Study questions use of mice in medical tests

Published: February 12, 2013 

But now, scientists report stunning evidence that the mouse model has been misleading for at least three major killers - sepsis, burns and trauma.

As a result, years and billions of dollars have been wasted following false leads, they say.

The study does not mean that mice are useless models for all human diseases. But, its authors said, it does raise troubling questions about diseases like the ones in the study that involve the immune system, including cancer and heart disease.

"Our article raises at least the possibility that a parallel situation may be present," said Dr. H. Shaw Warren, a sepsis researcher at Massachusetts General Hospital and a lead author of the new study.

The paper, published Monday in the Proceedings of the National Academy of Sciences, helps explain why every one of nearly 150 drugs tested at huge expense in patients with sepsis has failed. The drug tests all were based on studies in mice. And mice, it turns out, have a disease that looks like sepsis in humans but is very different from the human disease.

Medical experts not associated with the study said that the findings should change the course of research worldwide for a deadly and frustrating disorder. Sepsis, a potentially deadly reaction that occurs as the body tries to fight an infection, afflicts 750,000 patients a year in the United States, kills a quarter to half of them and costs the nation $17 billion a year. It is the leading cause of death in hospital intensive care units.

"This is a game changer," said Dr. Mitchell Fink, a sepsis expert at the University of California, Los Angeles, of the new study.

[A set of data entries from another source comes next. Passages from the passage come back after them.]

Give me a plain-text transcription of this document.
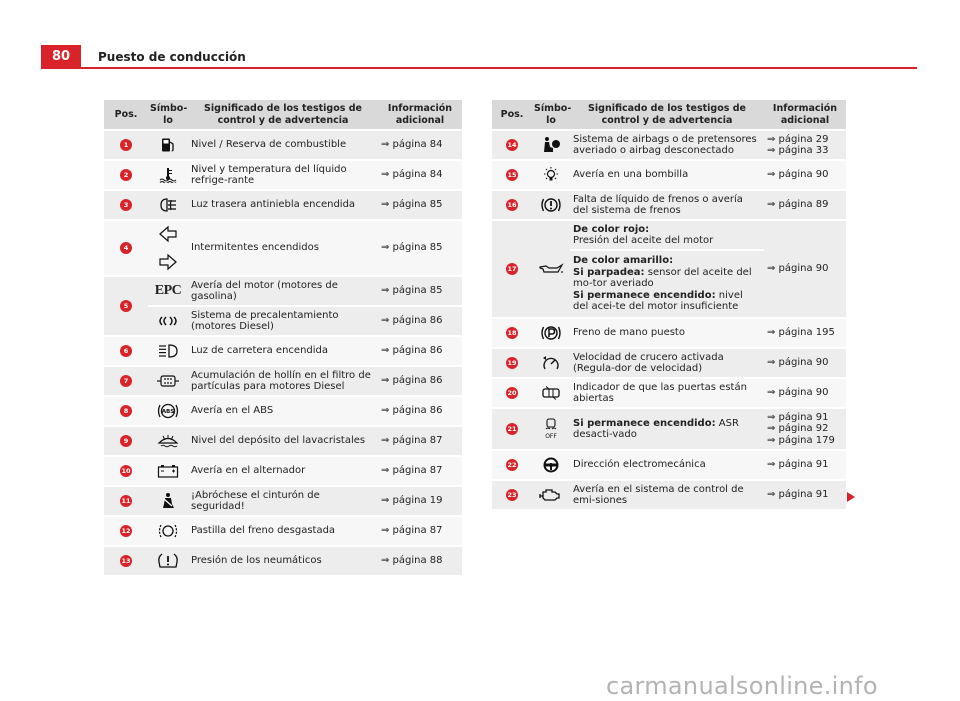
80	Puesto de conducción
Pos.	Símbo-lo	Significado de los testigos de control y de advertencia	Información adicional
1		Nivel / Reserva de combustible	⇒ página 84
2		Nivel y temperatura del líquido refrige-rante	⇒ página 84
3		Luz trasera antiniebla encendida	⇒ página 85
4		Intermitentes encendidos	⇒ página 85
5	EPC	Avería del motor (motores de gasolina)	⇒ página 85
	Sistema de precalentamiento (motores Diesel)	⇒ página 86
6		Luz de carretera encendida	⇒ página 86
7		Acumulación de hollín en el filtro de partículas para motores Diesel	⇒ página 86
8	ABS	Avería en el ABS	⇒ página 86
9		Nivel del depósito del lavacristales	⇒ página 87
10		Avería en el alternador	⇒ página 87
11		¡Abróchese el cinturón de seguridad!	⇒ página 19
12		Pastilla del freno desgastada	⇒ página 87
13		Presión de los neumáticos	⇒ página 88
Pos.	Símbo-lo	Significado de los testigos de control y de advertencia	Información adicional
14		Sistema de airbags o de pretensores averiado o airbag desconectado	⇒ página 29
⇒ página 33

15		Avería en una bombilla	⇒ página 90
16		Falta de líquido de frenos o avería del sistema de frenos	⇒ página 89
17		De color rojo:
Presión del aceite del motor	⇒ página 90

		De color amarillo:
Si parpadea: sensor del aceite del mo-tor averiado
Si permanece encendido: nivel del acei-te del motor insuficiente	

18		Freno de mano puesto	⇒ página 195
19		Velocidad de crucero activada (Regula-dor de velocidad)	⇒ página 90
20		Indicador de que las puertas están abiertas	⇒ página 90
21	OFF	Si permanece encendido: ASR desacti-vado	⇒ página 91
⇒ página 92
⇒ página 179

22		Dirección electromecánica	⇒ página 91
23		Avería en el sistema de control de emi-siones	⇒ página 91
carmanualsonline.info
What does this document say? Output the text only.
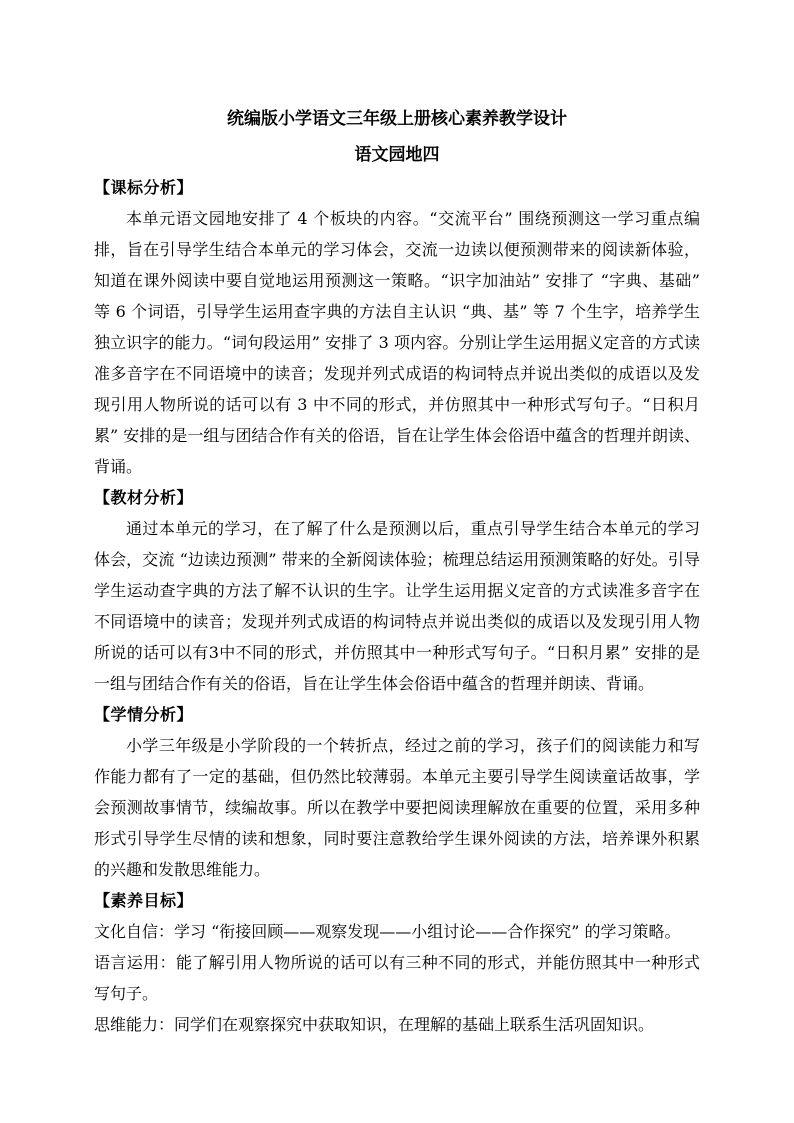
统编版小学语文三年级上册核心素养教学设计
语文园地四

【课标分析】

本单元语文园地安排了 4 个板块的内容。“交流平台” 围绕预测这一学习重点编排，旨在引导学生结合本单元的学习体会，交流一边读以便预测带来的阅读新体验，知道在课外阅读中要自觉地运用预测这一策略。“识字加油站” 安排了 “字典、基础” 等 6 个词语，引导学生运用查字典的方法自主认识 “典、基” 等 7 个生字，培养学生独立识字的能力。“词句段运用” 安排了 3 项内容。分别让学生运用据义定音的方式读准多音字在不同语境中的读音；发现并列式成语的构词特点并说出类似的成语以及发现引用人物所说的话可以有 3 中不同的形式，并仿照其中一种形式写句子。“日积月累” 安排的是一组与团结合作有关的俗语，旨在让学生体会俗语中蕴含的哲理并朗读、背诵。

【教材分析】

通过本单元的学习，在了解了什么是预测以后，重点引导学生结合本单元的学习体会，交流 “边读边预测” 带来的全新阅读体验；梳理总结运用预测策略的好处。引导学生运动查字典的方法了解不认识的生字。让学生运用据义定音的方式读准多音字在不同语境中的读音；发现并列式成语的构词特点并说出类似的成语以及发现引用人物所说的话可以有3中不同的形式，并仿照其中一种形式写句子。“日积月累” 安排的是一组与团结合作有关的俗语，旨在让学生体会俗语中蕴含的哲理并朗读、背诵。

【学情分析】

小学三年级是小学阶段的一个转折点，经过之前的学习，孩子们的阅读能力和写作能力都有了一定的基础，但仍然比较薄弱。本单元主要引导学生阅读童话故事，学会预测故事情节，续编故事。所以在教学中要把阅读理解放在重要的位置，采用多种形式引导学生尽情的读和想象，同时要注意教给学生课外阅读的方法，培养课外积累的兴趣和发散思维能力。

【素养目标】

文化自信：学习 “衔接回顾——观察发现——小组讨论——合作探究” 的学习策略。

语言运用：能了解引用人物所说的话可以有三种不同的形式，并能仿照其中一种形式写句子。

思维能力：同学们在观察探究中获取知识，在理解的基础上联系生活巩固知识。
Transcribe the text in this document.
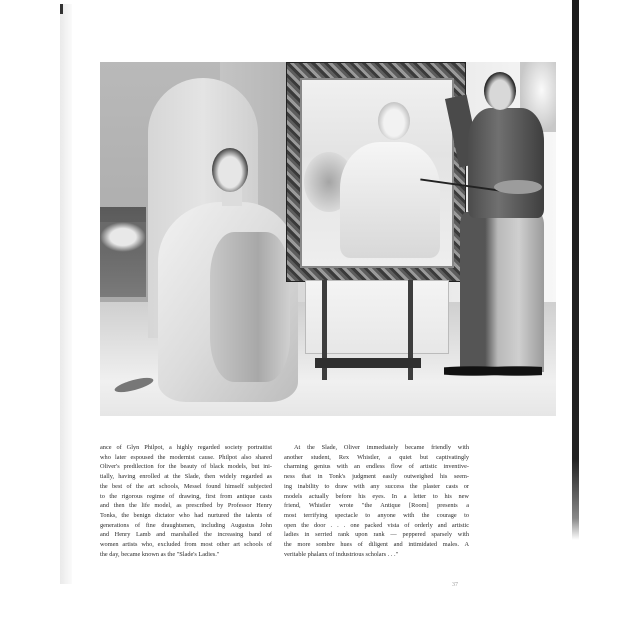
ance of Glyn Philpot, a highly regarded society portraitist
who later espoused the modernist cause. Philpot also shared
Oliver's predilection for the beauty of black models, but ini-
tially, having enrolled at the Slade, then widely regarded as
the best of the art schools, Messel found himself subjected
to the rigorous regime of drawing, first from antique casts
and then the life model, as prescribed by Professor Henry
Tonks, the benign dictator who had nurtured the talents of
generations of fine draughtsmen, including Augustus John
and Henry Lamb and marshalled the increasing band of
women artists who, excluded from most other art schools of
the day, became known as the "Slade's Ladies."
At the Slade, Oliver immediately became friendly with
another student, Rex Whistler, a quiet but captivatingly
charming genius with an endless flow of artistic inventive-
ness that in Tonk's judgment easily outweighed his seem-
ing inability to draw with any success the plaster casts or
models actually before his eyes. In a letter to his new
friend, Whistler wrote "the Antique [Room] presents a
most terrifying spectacle to anyone with the courage to
open the door . . . one packed vista of orderly and artistic
ladies in serried rank upon rank — peppered sparsely with
the more sombre hues of diligent and intimidated males. A
veritable phalanx of industrious scholars . . ."
37
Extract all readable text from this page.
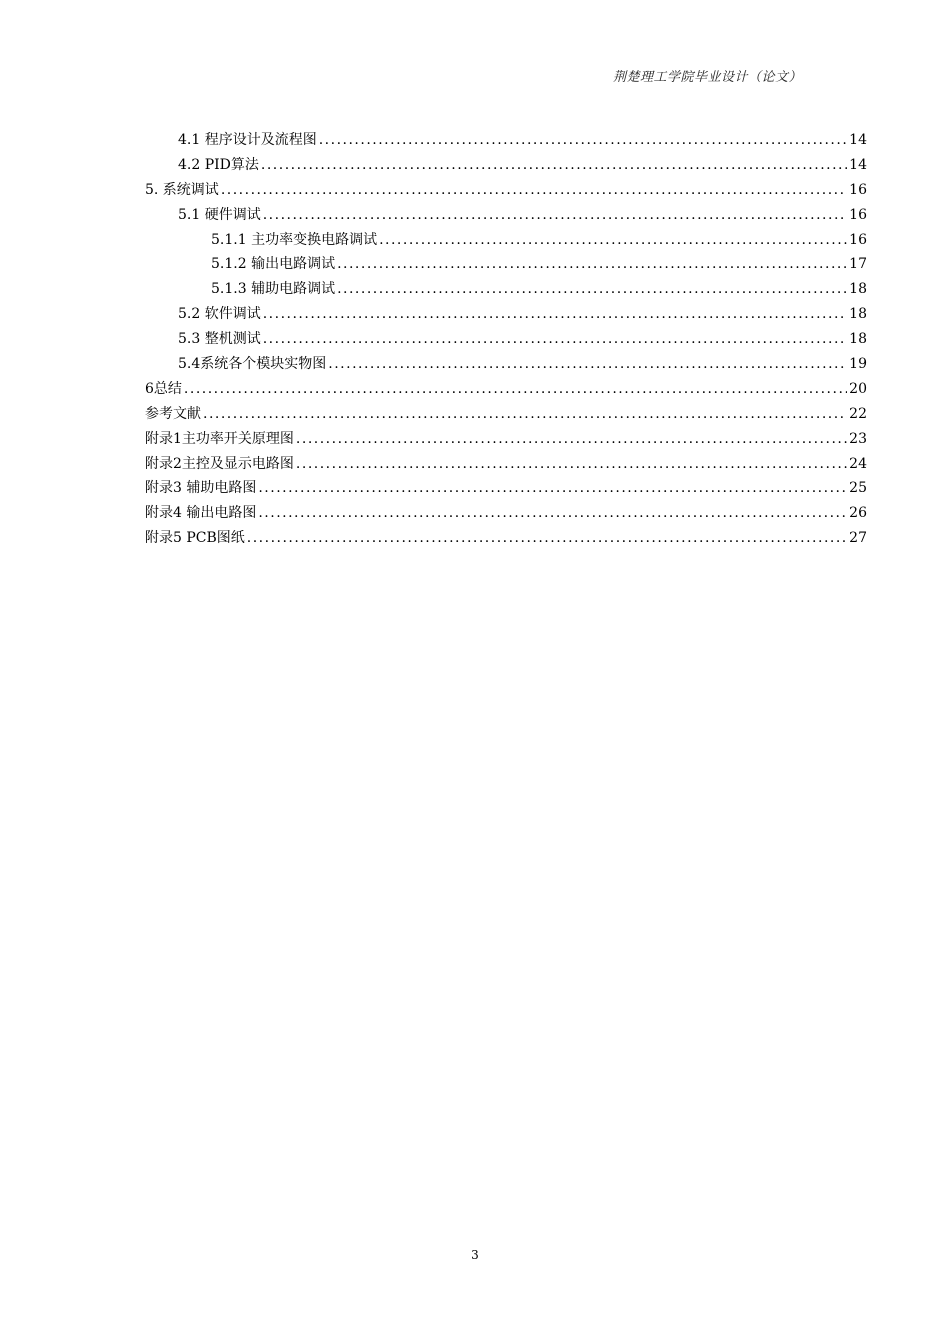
荆楚理工学院毕业设计（论文）
4.1 程序设计及流程图 .....	14
4.2 PID算法 .....	14
5. 系统调试 .....	16
5.1 硬件调试 .....	16
5.1.1 主功率变换电路调试 .....	16
5.1.2 输出电路调试 .....	17
5.1.3 辅助电路调试 .....	18
5.2 软件调试 .....	18
5.3 整机测试 .....	18
5.4系统各个模块实物图 .....	19
6总结 .....	20
参考文献 .....	22
附录1主功率开关原理图 .....	23
附录2主控及显示电路图 .....	24
附录3 辅助电路图 .....	25
附录4 输出电路图 .....	26
附录5 PCB图纸 .....	27
3
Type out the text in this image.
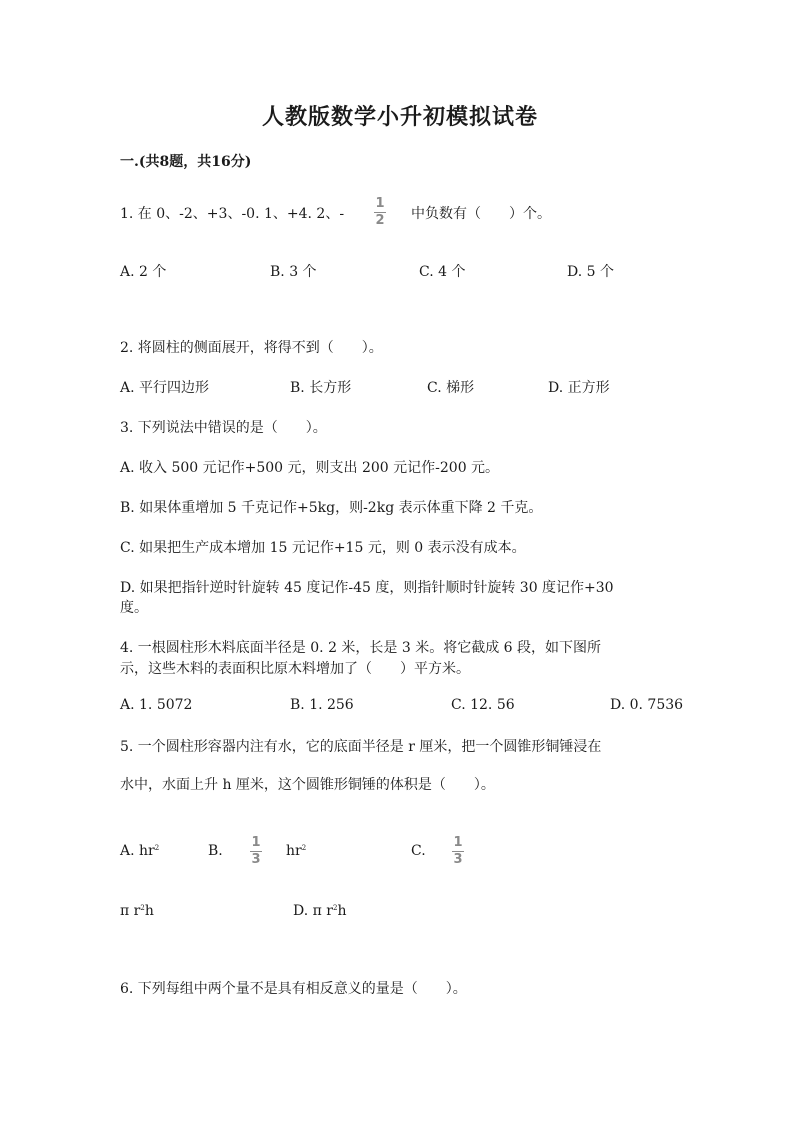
人教版数学小升初模拟试卷
一.(共8题，共16分)
1. 在 0、-2、+3、-0. 1、+4. 2、-
1
2 中负数有（　　）个。
A. 2 个	B. 3 个	C. 4 个	D. 5 个
2. 将圆柱的侧面展开，将得不到（　　）。
A. 平行四边形	B. 长方形	C. 梯形	D. 正方形
3. 下列说法中错误的是（　　）。
A. 收入 500 元记作+500 元，则支出 200 元记作-200 元。
B. 如果体重增加 5 千克记作+5kg，则-2kg 表示体重下降 2 千克。
C. 如果把生产成本增加 15 元记作+15 元，则 0 表示没有成本。
D. 如果把指针逆时针旋转 45 度记作-45 度，则指针顺时针旋转 30 度记作+30
度。
4. 一根圆柱形木料底面半径是 0. 2 米，长是 3 米。将它截成 6 段，如下图所
示，这些木料的表面积比原木料增加了（　　）平方米。
A. 1. 5072	B. 1. 256	C. 12. 56	D. 0. 7536
5. 一个圆柱形容器内注有水，它的底面半径是 r 厘米，把一个圆锥形铜锤浸在
水中，水面上升 h 厘米，这个圆锥形铜锤的体积是（　　）。
A. $hr^2$	B.
1
3
$hr^2$	C.
1
3
π $r^2h$	D. π $r^2h$
6. 下列每组中两个量不是具有相反意义的量是（　　）。
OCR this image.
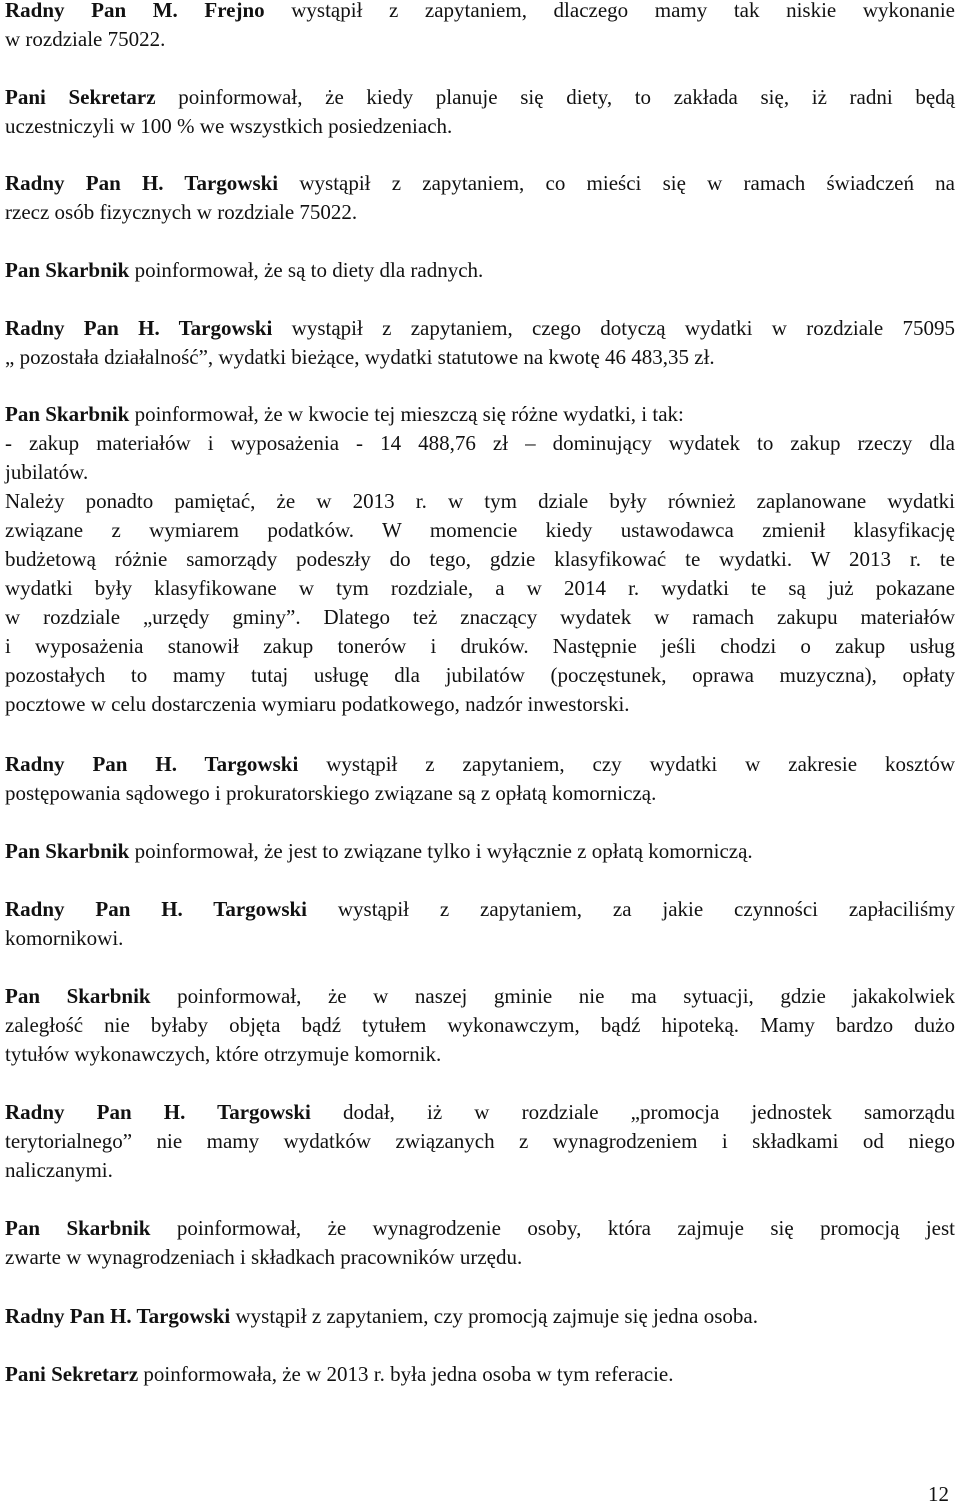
Radny Pan M. Frejno wystąpił z zapytaniem, dlaczego mamy tak niskie wykonanie
w rozdziale 75022.

Pani Sekretarz poinformował, że kiedy planuje się diety, to zakłada się, iż radni będą
uczestniczyli w 100 % we wszystkich posiedzeniach.

Radny Pan H. Targowski wystąpił z zapytaniem, co mieści się w ramach świadczeń na
rzecz osób fizycznych w rozdziale 75022.

Pan Skarbnik poinformował, że są to diety dla radnych.

Radny Pan H. Targowski wystąpił z zapytaniem, czego dotyczą wydatki w rozdziale 75095
„ pozostała działalność”, wydatki bieżące, wydatki statutowe na kwotę 46 483,35 zł.

Pan Skarbnik poinformował, że w kwocie tej mieszczą się różne wydatki, i tak:
- zakup materiałów i wyposażenia - 14 488,76 zł – dominujący wydatek to zakup rzeczy dla
jubilatów.
Należy ponadto pamiętać, że w 2013 r. w tym dziale były również zaplanowane wydatki
związane z wymiarem podatków. W momencie kiedy ustawodawca zmienił klasyfikację
budżetową różnie samorządy podeszły do tego, gdzie klasyfikować te wydatki. W 2013 r. te
wydatki były klasyfikowane w tym rozdziale, a w 2014 r. wydatki te są już pokazane
w rozdziale „urzędy gminy”. Dlatego też znaczący wydatek w ramach zakupu materiałów
i wyposażenia stanowił zakup tonerów i druków. Następnie jeśli chodzi o zakup usług
pozostałych to mamy tutaj usługę dla jubilatów (poczęstunek, oprawa muzyczna), opłaty
pocztowe w celu dostarczenia wymiaru podatkowego, nadzór inwestorski.

Radny Pan H. Targowski wystąpił z zapytaniem, czy wydatki w zakresie kosztów
postępowania sądowego i prokuratorskiego związane są z opłatą komorniczą.

Pan Skarbnik poinformował, że jest to związane tylko i wyłącznie z opłatą komorniczą.

Radny Pan H. Targowski wystąpił z zapytaniem, za jakie czynności zapłaciliśmy
komornikowi.

Pan Skarbnik poinformował, że w naszej gminie nie ma sytuacji, gdzie jakakolwiek
zaległość nie byłaby objęta bądź tytułem wykonawczym, bądź hipoteką. Mamy bardzo dużo
tytułów wykonawczych, które otrzymuje komornik.

Radny Pan H. Targowski dodał, iż w rozdziale „promocja jednostek samorządu
terytorialnego” nie mamy wydatków związanych z wynagrodzeniem i składkami od niego
naliczanymi.

Pan Skarbnik poinformował, że wynagrodzenie osoby, która zajmuje się promocją jest
zwarte w wynagrodzeniach i składkach pracowników urzędu.

Radny Pan H. Targowski wystąpił z zapytaniem, czy promocją zajmuje się jedna osoba.

Pani Sekretarz poinformowała, że w 2013 r. była jedna osoba w tym referacie.

12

"When I read the paper, I was stunned by just how bad the mouse data are," Fink said. "It's really amazing - no correlation at all. These data are so persuasive and so robust that I think funding agencies are going to take note."

Until now, he said, "to get funding, you had to propose experiments using the mouse model."

Yet there was always one major clue that mice might not really mimic humans in this regard: It is very hard to kill a mouse with a bacterial infection. Mice need 1 million times more bacteria in their blood than what would kill a person.

The new study took 10 years and involved 39 researchers from across the country.